Spontaneous preterm birth (sPTB), affecting ~15 million infants annually, may be better understood as accelerated gestational aging rather than purely an infectious or inflammatory event. This narrative review synthesizes evidence that impaired mitochondrial oxidative phosphorylation, excess reactive oxygen species, and premature cellular senescence across the placenta, fetal membranes, decidua, cervix, and myometrium collectively activate labor pathways weeks or months before term. Key mechanistic nodes include disrupted mitophagy, ferroptosis, NAD⁺ depletion, inflammasome activation, and extracellular vesicle signaling — all converging through DAMPs and cytokine cascades at the maternal-fetal interface.

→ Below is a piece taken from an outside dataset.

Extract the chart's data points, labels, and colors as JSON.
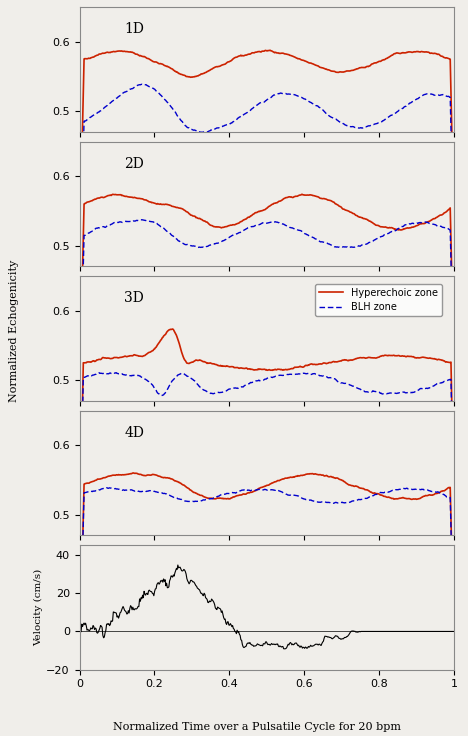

The "accelerated aging" framing is genuinely useful because it unifies previously siloed observations — oxidative stress, telomere shortening, p21/p53-driven senescence — under one biological clock model, and it directly imports a growing therapeutic toolkit from geroscience. Senolytics (e.g., dasatinib/quercetin), mitochondrial-targeted antioxidants (MitoQ), and NAD⁺ precursors are already in human trials for aging-related conditions, giving this reframing immediate translational traction. However, significant limitations apply: this is a narrative, not systematic, review, meaning selection bias in cited evidence is possible. Most mechanistic data derive from animal models or ex vivo tissue studies; causal human evidence is sparse. sPTB remains heterogeneous, and no single biomarker reliably predicts it. Incremental rather than paradigm-shifting for now, but the conceptual consolidation meaningfully narrows the target space for precision interventions.